Update Terbaru! Total 13 Orang Pemalsu Vaksin Telah Tertangkap

0
356
Tersangka Pemalsu Vaksin Telah Tertangkap
Ilustrasi Vaksin Palsu yang diamankan

Bidhuan.com – Belum lama ini kita baru saja dikagetkan dengan temuan yang tak terduga dari pihak berwajib Kepolisian Indonesia mengenai Vaksin Palsu. Direktorat Tindak Pidana Ekonomi dan Khusus (Tipideksus) Bareskrim Polri hingga kini masih terus menelusuri kasus vaksin palsu dan kabar baiknya, jumlah tersangka yang tertangkap kini sudah menjadi 13 orang.

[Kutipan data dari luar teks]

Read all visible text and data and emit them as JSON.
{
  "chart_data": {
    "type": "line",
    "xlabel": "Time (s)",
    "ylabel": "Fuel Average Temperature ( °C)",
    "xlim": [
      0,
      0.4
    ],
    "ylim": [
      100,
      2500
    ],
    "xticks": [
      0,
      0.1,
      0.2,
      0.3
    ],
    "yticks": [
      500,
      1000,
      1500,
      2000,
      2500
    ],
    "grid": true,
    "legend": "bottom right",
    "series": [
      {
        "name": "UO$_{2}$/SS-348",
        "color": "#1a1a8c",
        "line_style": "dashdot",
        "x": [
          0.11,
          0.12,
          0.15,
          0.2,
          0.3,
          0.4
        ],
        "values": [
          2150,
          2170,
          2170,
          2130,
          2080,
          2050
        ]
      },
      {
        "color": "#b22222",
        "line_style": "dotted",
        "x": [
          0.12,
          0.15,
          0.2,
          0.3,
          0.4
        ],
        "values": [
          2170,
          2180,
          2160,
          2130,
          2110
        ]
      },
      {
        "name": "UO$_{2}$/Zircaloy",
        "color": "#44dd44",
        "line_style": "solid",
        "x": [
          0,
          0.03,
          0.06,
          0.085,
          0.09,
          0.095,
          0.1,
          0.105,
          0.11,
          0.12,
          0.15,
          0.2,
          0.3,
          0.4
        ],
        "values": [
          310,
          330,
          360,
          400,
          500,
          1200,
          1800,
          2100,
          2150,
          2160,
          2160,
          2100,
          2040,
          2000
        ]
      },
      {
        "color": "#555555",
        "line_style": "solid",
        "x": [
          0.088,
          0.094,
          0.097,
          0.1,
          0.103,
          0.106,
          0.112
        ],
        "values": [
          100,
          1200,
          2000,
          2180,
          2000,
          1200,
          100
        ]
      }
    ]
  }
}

Obat yang dipalsukan oleh para pelaku bukanlah sembarang obat yang dikonsumsi orang dewasa lantaran penyakit tertentu. Akan tetapi yang mereka palsukan ialah vaksin yang ditujukan untuk penggunaan pada balita.

Berdasarkan keterangan salah satu ahli farmasi dari UI, vaksin merupakan zat dimana bahan dasarnya sendiri merupakan bakteri atau virus-virus tertentu yang sudah diproses sedemikian rupa sehingga mereka menjadi lemah. Dan ketika vaksin diberikan kepada seorang anak maka sistim tubuh mereka akan secara otomatis tersangsang dan kemudian memproduksi anti bodi terhadap virus – virus atau bakteri tersebut sampai akhirnya mereka pun jadi kebal nantinya.

Sementara apa yang para pelaku tindak kejahatan ini lakukan adalah pemalsuan berbagai jenis larutan dan zat yang kemudian dikemas dan dilabeli dengan embel – embel “vaksin”.

Oleh karena itu menurutnya, produk- produk pelaku tersebut bahkan tak bisa dikatakan sebagai vaksin palsu sebab dalam proses pembuatannya mereka hanya sekedar mencampur – campurkan larutan obat dan serbuk untuk kemudian dikemas sedemikian rupa. Proses dasar pembentukan vaksin dari bakal virus pun tak ada. Sehingga menurut ahli faramasi UI, obat-obatan tersebut lebih bisa dikatakan “anti bodi palsu”.

Tentu yang menjadi masalah sebenarnya bukan apakah itu anti bodi atau vaksin. Masalahnya ialah itu merupakan obat – obatan yang berhasil dijual dan didistribusiakan ke beberapa apotek di daerah Jakarta, Tangerang dan juga Banten tetapi tidak memiliki izin edar dan tidak melalui prosedur standar pendistribusian obat semestinya. [Baca juga: Gawat! di Jakarta Ada 4 Rumah Sakit Terlibat Vaksin Palsu ]

Diketahui segala jenis obat apalagi itu adalah vaksin yang notabene zat pencegah penyakit yang lebih banyak diberikan pada anak – anak maka pendistribusiannya hendaknya lewat Dinas Kesehatan atau badan kesehatan pemerintah terkait lainnya tidak mungkin dijual bebas seperti itu.

Sampai sejauh ini dikabarkan sudah ada 13 pelaku yang berhasil diamankan oleh Kepolisian. Dimana 13 pelaku vaksin palsu ditangkap di tempat yang berbeda-beda. Yang jika di total ada 8 lokasi (TKP) penangkapan. Jumlah ini telah bertambah 3 orang pada hari sebelumnya. Diantara mereka ada yang berperan sebagai produsen, distributor, penjual, serta pengepak dan pembuat label wadah vaksin palsu tersebut. Kerja mereka pun tak bisa dianggap remeh, terbukti bahwa mereka bisa merauk untung hingga Rp 25 jutaan hanya dalam satu minggu.[Baca juga : Ini Gejala yang Muncul Akibat Anak Terkena Vaksin Palsu ]

Saat ini para pelaku pemalsuan vaksin telah ditahan di Rutan Bareskrim.Pendalaman kasus masih terus dilakukan tak berhenti di situ saja tentunya, mengingat urutan proses pengedaran vaksin yang benar adalah melalui dinas terkait tentu juga Polri akan menyelidiki kecurigaan adanya keterlibatan oknum dari pihak BPPOM sendiri.